Where do you store your salt strings?

I've always used a proper per-entry salt string when hashing passwords for database storage. For my needs, storing the salt in the DB next to the hashed password has always worked fine.

However, some people recommend that the salt be stored separately from the database. Their argument is that if the database is compromised, an attacker can still build a rainbow table taking a particular salt string into account in order to crack one account at a time. If this account has admin privileges, then he may not even need to crack any others.

From a security perspective, is it worth it to store salts in a different place? Consider a web application with the server code and DB on the same machine. If the salts are stored in a flat file on that machine, chances are that if the database is compromised, the salts file will be, too.

Are there any recommended solutions to this?


The point of rainbow tables is that they're created in advance and distributed en masse to save calculation time for others - it takes just as long to generate rainbow tables on the fly as it would to just crack the password+salt combination directly (since effectively what's being done when generating rainbow tables is pre-running the calculations for brute-forcing the hash), thus the argument that by knowing the salt someone could "generate a rainbow table" is spurious.

There's no real point in storing salts in a separate file as long as they're on a per-user basis - the point of the salt is simply to make it so that one rainbow table can't break every password in the DB.


I will provide a slightly different take on this.

I always store the salt mixed in with the salted-password hash.

For example, I will place the first half of the salt before the salted-hash of the password, and the last half of the salt after the salted-hash of the password. The application is aware of this design so can fetch this data, and obtain the salt and salted-password hash.

My rationale for this approach:

If the password/hash data is compromised and falls into the hands of an attacker, the attacker will not know what the salt is from looking at the data. This way an attacker cannot practically perform a brute-force attack to obtain a password that matches the hash, since he doesn't know the hash to begin with and has no way to know which parts of the data are parts of the salt, or parts of the salted-password hash ( unless he does know your application's authentication logic ).

If the salted-password hash is stored as-is, then a brute-force attack can be performed to obtain a password that when salted and hashed produces the same data as the salted-password hash.
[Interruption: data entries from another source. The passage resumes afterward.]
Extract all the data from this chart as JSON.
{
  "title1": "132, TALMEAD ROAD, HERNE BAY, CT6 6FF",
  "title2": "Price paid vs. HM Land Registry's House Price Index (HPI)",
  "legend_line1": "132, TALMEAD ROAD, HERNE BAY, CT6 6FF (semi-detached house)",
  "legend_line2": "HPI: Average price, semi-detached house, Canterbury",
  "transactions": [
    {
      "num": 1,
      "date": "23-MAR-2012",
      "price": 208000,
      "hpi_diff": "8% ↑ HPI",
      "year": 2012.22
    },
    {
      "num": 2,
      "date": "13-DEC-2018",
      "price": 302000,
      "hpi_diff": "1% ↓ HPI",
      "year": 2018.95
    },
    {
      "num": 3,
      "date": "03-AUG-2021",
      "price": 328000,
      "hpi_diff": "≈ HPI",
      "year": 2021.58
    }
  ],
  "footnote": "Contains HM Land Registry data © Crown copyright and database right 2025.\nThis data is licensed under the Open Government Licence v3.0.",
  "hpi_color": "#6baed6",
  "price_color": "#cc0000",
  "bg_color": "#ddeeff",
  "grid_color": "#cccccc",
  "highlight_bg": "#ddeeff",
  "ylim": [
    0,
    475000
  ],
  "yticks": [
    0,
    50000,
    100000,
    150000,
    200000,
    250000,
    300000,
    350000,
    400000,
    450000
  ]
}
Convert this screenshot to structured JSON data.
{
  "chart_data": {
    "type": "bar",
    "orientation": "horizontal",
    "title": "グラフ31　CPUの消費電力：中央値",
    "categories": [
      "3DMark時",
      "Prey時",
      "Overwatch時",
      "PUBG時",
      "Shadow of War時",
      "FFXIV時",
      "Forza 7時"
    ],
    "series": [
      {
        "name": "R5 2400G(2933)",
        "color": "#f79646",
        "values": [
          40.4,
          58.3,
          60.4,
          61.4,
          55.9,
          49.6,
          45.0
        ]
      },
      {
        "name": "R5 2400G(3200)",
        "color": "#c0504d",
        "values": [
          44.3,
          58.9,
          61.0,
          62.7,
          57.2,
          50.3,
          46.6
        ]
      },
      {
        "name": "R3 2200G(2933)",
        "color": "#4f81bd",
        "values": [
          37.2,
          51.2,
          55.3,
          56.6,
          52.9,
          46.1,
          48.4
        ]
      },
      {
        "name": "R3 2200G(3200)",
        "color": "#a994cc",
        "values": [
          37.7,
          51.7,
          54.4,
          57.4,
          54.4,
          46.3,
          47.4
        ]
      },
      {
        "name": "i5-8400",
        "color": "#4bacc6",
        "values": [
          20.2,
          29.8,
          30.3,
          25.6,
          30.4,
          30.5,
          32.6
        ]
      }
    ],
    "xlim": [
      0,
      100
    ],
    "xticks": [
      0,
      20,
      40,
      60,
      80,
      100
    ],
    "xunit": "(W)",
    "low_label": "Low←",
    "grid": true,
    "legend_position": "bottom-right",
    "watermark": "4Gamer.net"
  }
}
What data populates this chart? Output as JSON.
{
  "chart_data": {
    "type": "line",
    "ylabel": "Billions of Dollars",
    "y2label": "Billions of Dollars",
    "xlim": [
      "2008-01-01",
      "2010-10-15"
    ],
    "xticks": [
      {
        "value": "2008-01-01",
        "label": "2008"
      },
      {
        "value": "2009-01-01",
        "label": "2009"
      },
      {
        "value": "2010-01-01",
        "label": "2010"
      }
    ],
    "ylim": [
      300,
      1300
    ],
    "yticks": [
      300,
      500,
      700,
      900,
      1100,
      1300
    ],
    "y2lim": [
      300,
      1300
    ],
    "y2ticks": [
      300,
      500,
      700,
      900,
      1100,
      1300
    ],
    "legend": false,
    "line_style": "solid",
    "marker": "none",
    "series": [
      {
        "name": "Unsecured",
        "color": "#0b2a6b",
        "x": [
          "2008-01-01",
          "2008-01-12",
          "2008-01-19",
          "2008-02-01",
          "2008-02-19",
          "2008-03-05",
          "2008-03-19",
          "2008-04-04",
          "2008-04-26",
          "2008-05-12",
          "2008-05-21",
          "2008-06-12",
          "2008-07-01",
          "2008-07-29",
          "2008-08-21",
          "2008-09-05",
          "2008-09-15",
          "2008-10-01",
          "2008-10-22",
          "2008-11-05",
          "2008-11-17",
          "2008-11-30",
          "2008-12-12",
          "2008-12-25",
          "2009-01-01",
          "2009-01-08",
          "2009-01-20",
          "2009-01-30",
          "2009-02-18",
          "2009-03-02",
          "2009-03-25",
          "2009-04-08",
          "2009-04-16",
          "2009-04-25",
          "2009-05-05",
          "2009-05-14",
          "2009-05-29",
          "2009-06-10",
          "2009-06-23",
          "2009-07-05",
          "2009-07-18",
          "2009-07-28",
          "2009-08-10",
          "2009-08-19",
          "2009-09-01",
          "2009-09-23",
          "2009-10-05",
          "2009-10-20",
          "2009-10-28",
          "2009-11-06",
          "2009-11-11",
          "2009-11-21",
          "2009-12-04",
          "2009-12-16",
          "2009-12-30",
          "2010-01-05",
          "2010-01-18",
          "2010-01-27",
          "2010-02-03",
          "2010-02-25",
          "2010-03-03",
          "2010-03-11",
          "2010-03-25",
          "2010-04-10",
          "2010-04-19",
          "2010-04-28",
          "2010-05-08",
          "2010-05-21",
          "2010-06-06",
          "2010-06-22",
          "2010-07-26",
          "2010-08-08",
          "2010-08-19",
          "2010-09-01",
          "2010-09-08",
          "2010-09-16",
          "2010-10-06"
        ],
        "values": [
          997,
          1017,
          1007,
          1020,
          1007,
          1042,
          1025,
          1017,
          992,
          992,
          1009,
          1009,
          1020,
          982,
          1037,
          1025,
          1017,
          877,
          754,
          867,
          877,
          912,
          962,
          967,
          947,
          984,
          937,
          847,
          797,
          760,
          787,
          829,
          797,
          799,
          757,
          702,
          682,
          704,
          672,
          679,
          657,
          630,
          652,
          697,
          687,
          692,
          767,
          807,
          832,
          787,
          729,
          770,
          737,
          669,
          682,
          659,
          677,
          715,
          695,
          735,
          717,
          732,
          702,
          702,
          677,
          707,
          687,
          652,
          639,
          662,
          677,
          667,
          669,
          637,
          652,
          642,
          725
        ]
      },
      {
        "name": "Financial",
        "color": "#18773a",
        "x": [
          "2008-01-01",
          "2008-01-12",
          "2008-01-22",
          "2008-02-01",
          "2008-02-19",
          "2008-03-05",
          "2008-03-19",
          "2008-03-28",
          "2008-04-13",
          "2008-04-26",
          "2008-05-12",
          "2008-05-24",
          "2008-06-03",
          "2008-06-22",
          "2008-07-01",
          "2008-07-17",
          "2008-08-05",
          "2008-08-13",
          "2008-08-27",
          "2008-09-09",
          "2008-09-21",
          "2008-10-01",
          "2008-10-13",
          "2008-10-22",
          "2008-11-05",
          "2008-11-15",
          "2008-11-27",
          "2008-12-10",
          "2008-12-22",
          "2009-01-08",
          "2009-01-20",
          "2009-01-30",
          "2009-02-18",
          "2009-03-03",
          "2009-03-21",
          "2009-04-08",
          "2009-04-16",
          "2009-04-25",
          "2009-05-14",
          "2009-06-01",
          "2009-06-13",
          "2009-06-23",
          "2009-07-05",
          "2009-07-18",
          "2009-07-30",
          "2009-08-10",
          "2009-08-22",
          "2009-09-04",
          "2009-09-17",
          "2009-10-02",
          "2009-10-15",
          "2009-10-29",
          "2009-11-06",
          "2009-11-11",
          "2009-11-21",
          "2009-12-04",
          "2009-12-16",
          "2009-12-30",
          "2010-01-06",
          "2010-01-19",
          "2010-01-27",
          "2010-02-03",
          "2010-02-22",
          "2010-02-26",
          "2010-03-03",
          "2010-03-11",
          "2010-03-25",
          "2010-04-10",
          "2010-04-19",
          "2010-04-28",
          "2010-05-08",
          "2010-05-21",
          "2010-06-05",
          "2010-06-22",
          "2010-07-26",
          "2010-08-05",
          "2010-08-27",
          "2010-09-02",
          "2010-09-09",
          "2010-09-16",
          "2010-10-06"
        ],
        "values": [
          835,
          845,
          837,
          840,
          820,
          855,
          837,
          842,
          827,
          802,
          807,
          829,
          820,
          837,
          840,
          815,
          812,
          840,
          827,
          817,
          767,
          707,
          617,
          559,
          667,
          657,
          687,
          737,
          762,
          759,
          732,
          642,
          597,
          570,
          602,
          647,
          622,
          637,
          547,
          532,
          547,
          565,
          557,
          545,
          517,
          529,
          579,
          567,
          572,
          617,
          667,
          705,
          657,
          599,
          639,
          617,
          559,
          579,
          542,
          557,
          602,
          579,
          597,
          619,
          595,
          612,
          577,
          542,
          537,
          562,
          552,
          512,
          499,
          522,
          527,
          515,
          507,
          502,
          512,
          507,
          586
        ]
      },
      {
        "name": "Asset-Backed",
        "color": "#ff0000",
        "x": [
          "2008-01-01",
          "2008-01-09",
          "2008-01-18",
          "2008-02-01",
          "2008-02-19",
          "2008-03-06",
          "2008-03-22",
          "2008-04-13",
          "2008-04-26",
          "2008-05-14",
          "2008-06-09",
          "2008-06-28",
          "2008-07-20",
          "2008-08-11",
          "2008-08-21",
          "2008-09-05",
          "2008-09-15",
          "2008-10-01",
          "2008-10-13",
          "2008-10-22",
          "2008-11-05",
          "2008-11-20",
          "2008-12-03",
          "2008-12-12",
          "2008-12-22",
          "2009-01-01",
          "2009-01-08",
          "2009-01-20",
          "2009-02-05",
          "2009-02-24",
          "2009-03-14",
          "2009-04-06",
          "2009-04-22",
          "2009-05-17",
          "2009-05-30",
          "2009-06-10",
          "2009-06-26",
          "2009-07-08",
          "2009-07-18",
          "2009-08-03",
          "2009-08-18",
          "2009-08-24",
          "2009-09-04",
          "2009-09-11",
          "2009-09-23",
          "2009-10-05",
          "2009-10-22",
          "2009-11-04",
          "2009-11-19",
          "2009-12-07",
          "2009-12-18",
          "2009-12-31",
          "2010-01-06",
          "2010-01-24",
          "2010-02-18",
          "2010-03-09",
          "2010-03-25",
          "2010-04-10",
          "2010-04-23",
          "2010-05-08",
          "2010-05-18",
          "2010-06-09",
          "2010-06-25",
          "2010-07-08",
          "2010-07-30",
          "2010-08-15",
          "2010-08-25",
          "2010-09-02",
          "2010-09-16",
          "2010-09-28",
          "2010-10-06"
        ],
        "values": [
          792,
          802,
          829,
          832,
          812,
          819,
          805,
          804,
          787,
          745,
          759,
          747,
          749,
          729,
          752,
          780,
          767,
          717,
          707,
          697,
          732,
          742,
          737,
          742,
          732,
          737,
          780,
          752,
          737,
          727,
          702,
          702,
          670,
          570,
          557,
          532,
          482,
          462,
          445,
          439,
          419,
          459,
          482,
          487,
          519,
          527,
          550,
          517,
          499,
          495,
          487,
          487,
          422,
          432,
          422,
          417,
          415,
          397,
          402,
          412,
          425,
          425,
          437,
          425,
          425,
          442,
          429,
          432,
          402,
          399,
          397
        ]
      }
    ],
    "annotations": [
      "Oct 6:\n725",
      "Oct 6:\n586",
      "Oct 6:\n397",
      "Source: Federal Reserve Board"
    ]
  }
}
However, for example, even if the salted-password hash was stored as-is, but pre-pended with a single random byte, as long as the attacker is unaware that this first byte is to be discarded, this would also increase the difficulty of attack. Your application would know to discard the first byte of the data when used to authenticate your user.

The conclusion to this..

1) Never store the data that your authentication application uses in it's exact form.

2) If possible, keep your authentication logic secret for added security.

Go one step further..

If you cannot keep your application's authentication logic secret - lots of people know how your data is stored in the database. And suppose you have decided to store the salted-password hash mixed in together with the salt, with some of the salt prepending the salted-password hash, and the rest of the salt appending it.

When generating the random salt, you could also randomly decide what proportion of your salt you will store before/after the salted-password hash.

For example, you generate a random salt of 512 bytes. You append the salt to your password, and obtain the SHA-512 hash of your salted-password. You also generate a random integer 200. You then store the first 200 bytes of the salt, followed by the salted-password hash, followed by the remainder of the salt.

When authenticating a user's password input, your application will pass over the string, and assume the first 1 byte of the data is the first 1 byte of the salt, followed by the salted-hash. This pass will fail. The application will continue by using the first 2 bytes of the data as the first 2 bytes of the salt, and repeat until a positive result is found after using the first 200 bytes as the first 200 bytes of the salt. If the password is wrong, the application will continue to try all permutations until none are found.

The pros of this approach:

Increased security - even if your authentication logic is known, the exact logic is unknown at compile-time. It is practically impossible to perform a brute-force attack, even with knowledge of the exact logic. Increased lengths of salt will increase security further.

The cons of this approach:

Since the exact logic is inferred at run-time, this approach is very CPU-intensive. The longer the length of the salt, the more CPU-intensive this approach becomes.

Authenticating incorrect passwords will involve the highest CPU cost. This can be counter-productive to legitimate requests, but increases security against attackers.

This approach can be implemented in various ways, and can be made even more secure by using variable-width salts and/or salted-password hashes.


Often, they are prepended to the hash and stored in the same field.

There is no need to store them separately - the point is to use a random salt for each password so that a single rainbow table can't be used against your entire set of password hashes. With random salts, an attacker must brute-force each hash separately (or compute a rainbow table for all possible salts - vastly more work).

If you had a more secure storage location, it would make sense to just store the hashes there.